Johns Hopkins, Baltimore, MD, USA.
PURPOSE: Insulin-like growth factor 1 (IGF-1) is a potent mitogen with well-described trophic and anti-apoptotic effects on neurons, myocytes, and Schwann cells (SCs). Local delivery of IGF-1 is limited by its short half-life. The aims of this study are to (1) encapsulate IGF-1 into biodegradable nanoparticles (NPs) that stabilize IGF-1 in its bioactive state and enable sustained release at target tissue sites that persist throughout the regenerative period; and (2) assess the efficacy of locally delivered IGF-1 NPs in augmenting axonal regeneration while also reducing denervation-induced muscle atrophy and SC senescence to thereby improve functional recovery following nerve injury.

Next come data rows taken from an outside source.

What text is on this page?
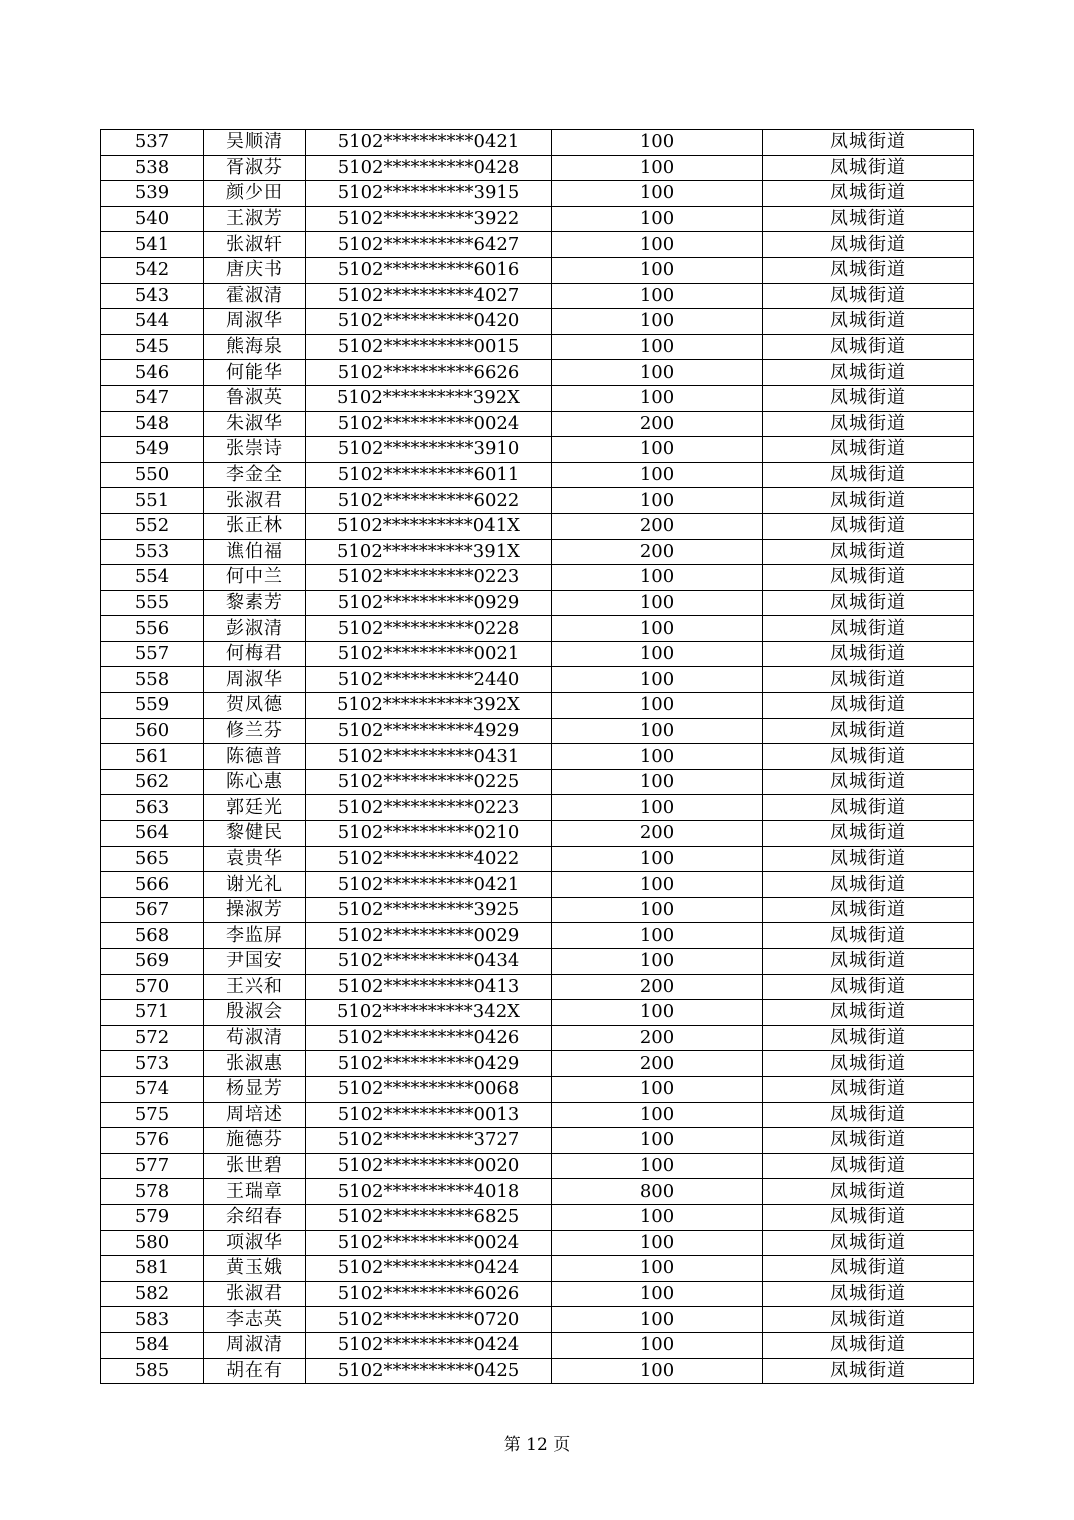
537	吴顺清	5102**********0421	100	凤城街道
538	胥淑芬	5102**********0428	100	凤城街道
539	颜少田	5102**********3915	100	凤城街道
540	王淑芳	5102**********3922	100	凤城街道
541	张淑轩	5102**********6427	100	凤城街道
542	唐庆书	5102**********6016	100	凤城街道
543	霍淑清	5102**********4027	100	凤城街道
544	周淑华	5102**********0420	100	凤城街道
545	熊海泉	5102**********0015	100	凤城街道
546	何能华	5102**********6626	100	凤城街道
547	鲁淑英	5102**********392X	100	凤城街道
548	朱淑华	5102**********0024	200	凤城街道
549	张崇诗	5102**********3910	100	凤城街道
550	李金全	5102**********6011	100	凤城街道
551	张淑君	5102**********6022	100	凤城街道
552	张正林	5102**********041X	200	凤城街道
553	谯伯福	5102**********391X	200	凤城街道
554	何中兰	5102**********0223	100	凤城街道
555	黎素芳	5102**********0929	100	凤城街道
556	彭淑清	5102**********0228	100	凤城街道
557	何梅君	5102**********0021	100	凤城街道
558	周淑华	5102**********2440	100	凤城街道
559	贺凤德	5102**********392X	100	凤城街道
560	修兰芬	5102**********4929	100	凤城街道
561	陈德普	5102**********0431	100	凤城街道
562	陈心惠	5102**********0225	100	凤城街道
563	郭廷光	5102**********0223	100	凤城街道
564	黎健民	5102**********0210	200	凤城街道
565	袁贵华	5102**********4022	100	凤城街道
566	谢光礼	5102**********0421	100	凤城街道
567	操淑芳	5102**********3925	100	凤城街道
568	李监屏	5102**********0029	100	凤城街道
569	尹国安	5102**********0434	100	凤城街道
570	王兴和	5102**********0413	200	凤城街道
571	殷淑会	5102**********342X	100	凤城街道
572	苟淑清	5102**********0426	200	凤城街道
573	张淑惠	5102**********0429	200	凤城街道
574	杨显芳	5102**********0068	100	凤城街道
575	周培述	5102**********0013	100	凤城街道
576	施德芬	5102**********3727	100	凤城街道
577	张世碧	5102**********0020	100	凤城街道
578	王瑞章	5102**********4018	800	凤城街道
579	余绍春	5102**********6825	100	凤城街道
580	项淑华	5102**********0024	100	凤城街道
581	黄玉娥	5102**********0424	100	凤城街道
582	张淑君	5102**********6026	100	凤城街道
583	李志英	5102**********0720	100	凤城街道
584	周淑清	5102**********0424	100	凤城街道
585	胡在有	5102**********0425	100	凤城街道
第 12 页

METHODS: (1) NP Fabrication: IGF-1 was first complexed with dextran sulfate to create hydrophobic ionic paired (HIP) complexes, which were then encapsulated in biodegradable NPs. Varying ratios of HIP:polymer were evaluated to maximize loading efficiency and release kinetics. In vitro NP release kinetics were evaluated and mitogenic activity of released IGF-1 was compared to native IGF-1. (2) The effects of locally-delivered IGF-1 NPs on denervated muscle and Schwann cells were assessed in a rat median nerve transection-without-repair model. The effects of IGF-1 NPs on axonal regeneration, muscle atrophy and reinnervation, and recovery of forepaw function were assessed in a model in which chronic denervation is induced prior to nerve repair; functional recovery was assessed weekly with stimulated grip strength testing prior to sacrifice at 15 weeks for histologic analyses.
RESULTS: (1) Fabrication of uniform NPs with an encapsulation efficiency of 83.2% was achieved. NPs composed of 1:5 PEG5k-PCL40k yielded optimal release of IGF-1. Near-zero-order release of IGF-1 can be achieved for at least 70 days and released IGF-1 exhibits comparable bioactivity to native IGF-1 (Figure 1). (2) IGF-1 treated animals recovered significantly more forceful grip strength compared to negative controls (Figure 2). IGF-1 NP treatment limits muscle atrophy during periods of denervation compared to negative controls (620 vs. 340μm2, respectively; p <0.05).
CONCLUSION: Encapsulation of bioactive IGF-1 with sustained release for over 70 days was achieved. IGF-1 NP treatment in vivo limits muscle atrophy during denervation and improves functional recovery of forelimb grip strength.